X - Explicações. O Tenente-Coronel interessara-se por Leonardo porque, de certa forma, ele o havia livrado de certa obrigação: seu filho, um desmiolado, é que havia infelicitado a tal de Mariazinha, a Maria da Hortaliça, ex-mulher de Leonardo. Por isso empenha-se e, por meio de outro amigo, consegue que El-Rei solte Leonardo.

XI - Progresso e Atraso. Este capítulo é dedicado às dificuldades que o padrinho encontra para ensinar as primeiras letras ao afilhado e às implicâncias da vizinha. A seguir vem um bate-boca entre os dois, com o menino arremedando a velha, e com grande satisfação para o barbeiro que se julga “vingado”.

XII - Entrada para a Escola. É uma descrição das escolas da época. Aborda a importância da palmatória e nos conta como o novo e endiabrado aluno leva bolos de manhã e à tarde.

XIII - Mudança de Vida. Depois de muito esforço e paciência, o padrinho convence ao afilhado de voltar para a escola, mas ele foge habitualmente e faz amizade com o coroinha da Igreja. Pede ao padrinho, e este acede, para também ser coroinha. Pensava assim o barbeiro que seria meio caminho andado para se tomar padre.
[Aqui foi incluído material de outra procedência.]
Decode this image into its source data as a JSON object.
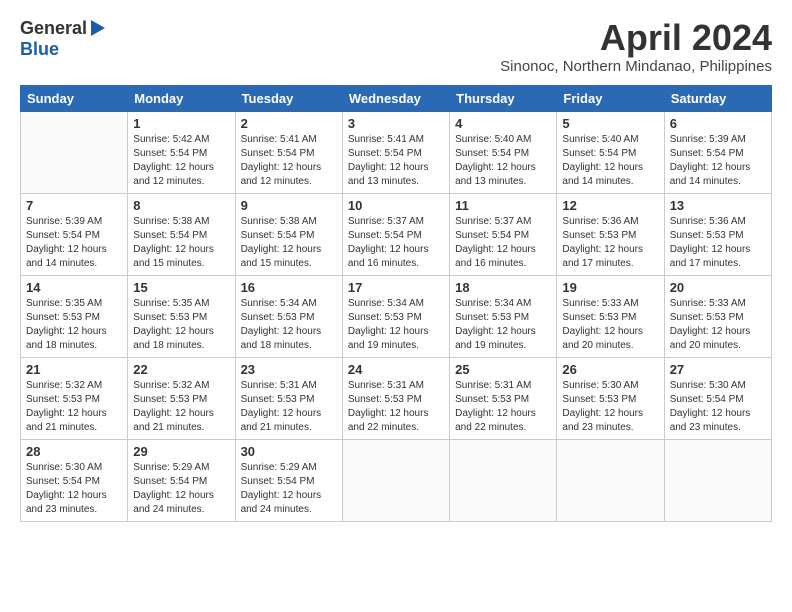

Como coroinha, aproveitou-se dessa função para jogar fumaça de incenso na cara da vizinha e derramar-lhe cera na mantilha. Vingava-se assim dela.

XIV - Nova Vingança e Seu Resultado. Neste capitulo, aparece o “Padre Mestre de Cerimônias”, que, embora de um exterior austero, mantinha relações com a cigana, a mesma que abandonara Leonardo-Pataca e fora causa de sua função. No dia da festa da Igreja da Sé, o Mestre de Cerimônia prepara-se orgulhosamente para proferir seu sermão. O menino Leonardo, encarregado de avisar-lhe a hora do sermão, informa-lhe que será às 10 horas, quando na verdade devia ser às 9. Um capuchinho* italiano, para cooperar, e porque o pregador não chegava, começou a homilia. Depois de algum tempo, chega o Mestre, furioso, e corre para o púlpito também. Após um bate-papo com o religioso, toma o lugar dele e continua o sermão. O resultado foi o sacristão ser despedido. *Religioso de um ramo da Ordem de São Francisco.

XV - Estralada. Leonardo-Pataca, sabendo que o Mestre de Cerimônias é que lhe tirara a cigana e que este iria ao aniversário dela, contratou Chico-Juca para criar confusão na festa. Avisou antecipadamente o Major Vidigal, que prende todo mundo, inclusive o Padre, e os leva para a “Casa da Guarda”.

XVI - Sucesso do Plano. O Mestre de Cerimônias, com o escândalo, foi obrigado a deixar a cigana, voltando para Leonardo, que recebe as censuras da Comadre.